Fontana and colleagues took SERT and DAT genes derived from a parasite, Schistosoma mansoni. This is a parasite which causes human disease including (from the Wikipedia entry):

This “acute schistosomiasis” is not, however, as important as the chronic forms of the disease. For S. mansoni and S. japonicum these are “intestinal” and “hepatic schistosomiasis”, associated with formation of granulomas around trapped eggs lodged in the intestinal wall or in the liver, respectively.
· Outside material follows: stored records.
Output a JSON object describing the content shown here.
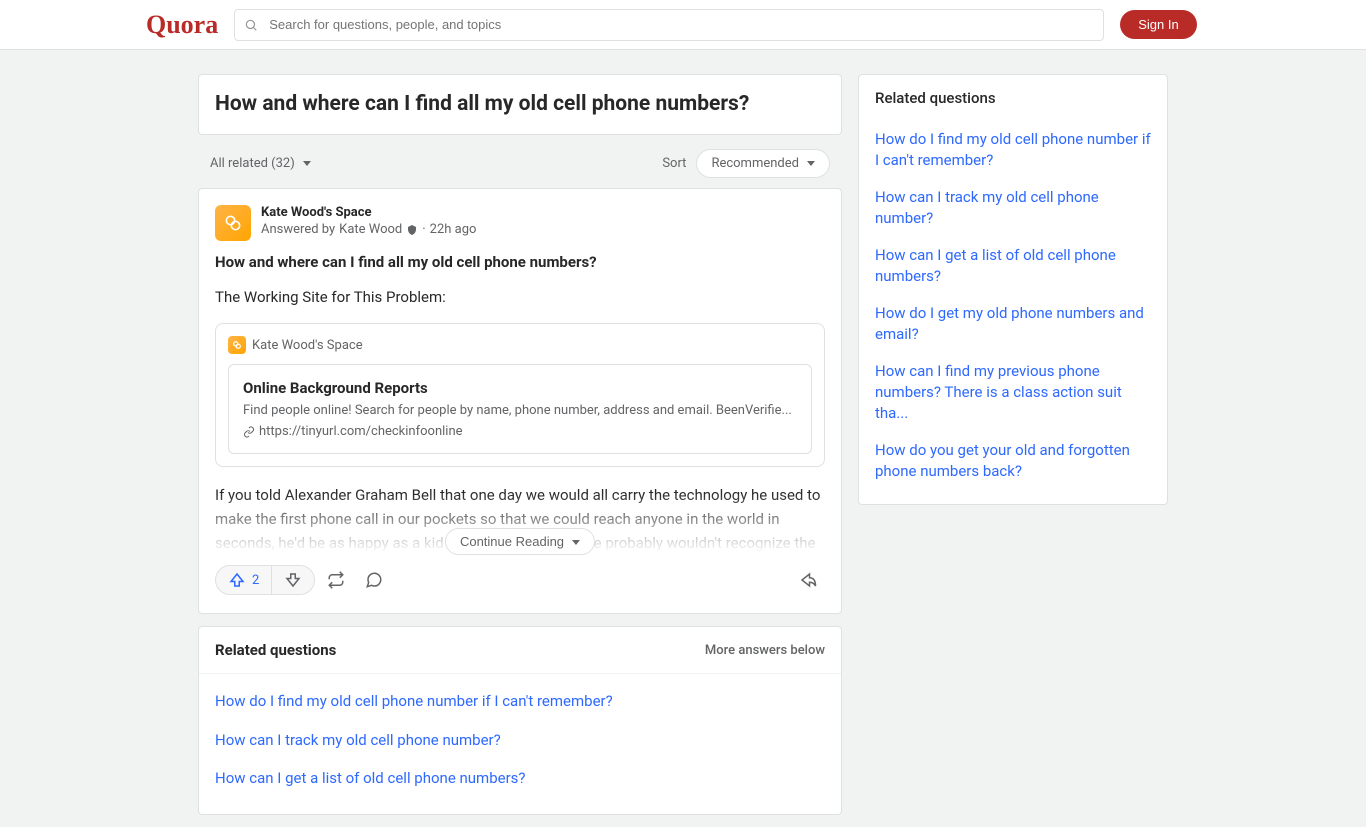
{
  "header": {
    "logo": "Quora",
    "search_placeholder": "Search for questions, people, and topics",
    "signin_label": "Sign In"
  },
  "question": {
    "title": "How and where can I find all my old cell phone numbers?"
  },
  "filter": {
    "all_related": "All related (32)",
    "sort_label": "Sort",
    "sort_value": "Recommended"
  },
  "answer": {
    "space_name": "Kate Wood's Space",
    "byline_prefix": "Answered by",
    "author": "Kate Wood",
    "timestamp": "22h ago",
    "question_repeat": "How and where can I find all my old cell phone numbers?",
    "intro": "The Working Site for This Problem:",
    "embed": {
      "source": "Kate Wood's Space",
      "title": "Online Background Reports",
      "description": "Find people online! Search for people by name, phone number, address and email. BeenVerifie...",
      "url": "https://tinyurl.com/checkinfoonline"
    },
    "body_faded": "If you told Alexander Graham Bell that one day we would all carry the technology he used to make the first phone call in our pockets so that we could reach anyone in the world in seconds, he'd be as happy as a kid in a candy shop. But he probably wouldn't recognize the",
    "continue_label": "Continue Reading",
    "upvote_count": "2"
  },
  "related_inline": {
    "title": "Related questions",
    "more_label": "More answers below",
    "links": [
      "How do I find my old cell phone number if I can't remember?",
      "How can I track my old cell phone number?",
      "How can I get a list of old cell phone numbers?"
    ]
  },
  "sidebar": {
    "title": "Related questions",
    "links": [
      "How do I find my old cell phone number if I can't remember?",
      "How can I track my old cell phone number?",
      "How can I get a list of old cell phone numbers?",
      "How do I get my old phone numbers and email?",
      "How can I find my previous phone numbers? There is a class action suit tha...",
      "How do you get your old and forgotten phone numbers back?"
    ]
  }
}
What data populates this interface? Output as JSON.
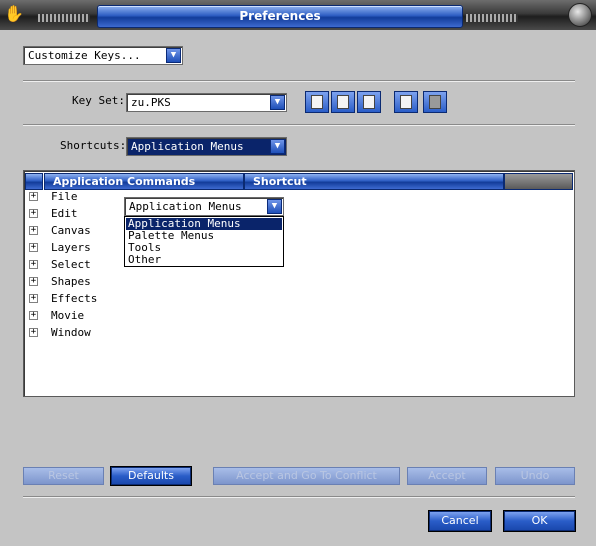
{
  "window": {
    "title": "Preferences"
  },
  "category_select": {
    "value": "Customize Keys..."
  },
  "key_set": {
    "label": "Key Set:",
    "value": "zu.PKS"
  },
  "shortcuts": {
    "label": "Shortcuts:",
    "value": "Application Menus"
  },
  "table": {
    "columns": [
      "Application Commands",
      "Shortcut"
    ],
    "rows": [
      "File",
      "Edit",
      "Canvas",
      "Layers",
      "Select",
      "Shapes",
      "Effects",
      "Movie",
      "Window"
    ]
  },
  "dropdown_popup": {
    "value": "Application Menus",
    "options": [
      "Application Menus",
      "Palette Menus",
      "Tools",
      "Other"
    ],
    "selected_index": 0
  },
  "buttons": {
    "reset": "Reset",
    "defaults": "Defaults",
    "accept_conflict": "Accept and Go To Conflict",
    "accept": "Accept",
    "undo": "Undo",
    "cancel": "Cancel",
    "ok": "OK"
  },
  "icons": [
    "hand-icon",
    "window-orb-icon",
    "new-keyset-icon",
    "duplicate-keyset-icon",
    "rename-keyset-icon",
    "export-keyset-icon",
    "delete-keyset-icon",
    "expand-icon"
  ],
  "colors": {
    "accent_blue": "#2f5fc4",
    "selection": "#0a246a",
    "dialog_bg": "#c4c4c4"
  }
}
The hepatic form of the disease is the most important, granulomas here giving rise to fibrosis of the liver and hepatosplenomegaly in severe cases. Symptoms and signs depend on the number and location of eggs trapped in the tissues. Initially, the inflammatory reaction is readily reversible. In the latter stages of the disease, the pathology is associated with collagen deposition and fibrosis resulting in organ damage that may be only partially reversible.

Nasty. It turns out that this parasite expresses SERT and DAT on the external membrane; the author informed me that if you deprive the S. mansoni of exogenous serotonin you can kill it so this is not a trivial feature of the organism. Yet S. mansoni also has tryptophan hydrolase which is essential in the synthesis of serotonin. So it apparently makes serotonin internally as well.

Fontana and colleagues performed binding experiments in which they expressed the human and S. mansoni versions of SERT and DAT in cell systems and evaluated their respective ability to bind serotonin, dopamine, d-amphetamine and MDMA (in addition to some other compounds). The authors found that the hSERT and SmSERT were nearly identical in their binding of serotonin and the hDAT and SmDAT were likewise identical in their binding of dopamine.

The interesting bit was that the affinities for recreational stimulant class drugs differed considerably. The binding affinity (Ki) for inhibiting serotonin transport at the hSERT was 2.7 and 27.1 micromolar for MDMA and d-amphetamine respectively. The binding to SmSERT required much higher concentrations (312.8 and 393 micromolar for MDMA and d-amphetamine).

A similar story was presented for d-amphetamine inhibition of dopamine transport via the hDAT (0.25 micromolar) and SmDAT (10 micromolar).

The rest of the poster focused on the extracellular loop 6 of the SERT and some mutation studies demonstrating that this was involved in conferring or blocking affinity of the SERT for MDMA and d-amphetamine. The presenting author of course was interested in using this type of information to learn more about designing therapeutic drugs that might interact with the SERT. For example, the most famous antidepressant drugs, the SSRI’s are Selective Serotonin Reuptake Inhibitors- i.e., they work through blocking the SERT. Ritalin, the most known treatment for Attention Deficit Hyperactivity Disorder works by blocking the DAT. The more we know about how these transport molecules work, the better we can design drugs to have a desired function while avoiding undesired function. That’s the drug-development theory anyway.

It is much more fun to speculate about the glorious genetic future in which we could engineer our offspring to lack the ability to respond positively to amphetamine or MDMA, though, isn’t it?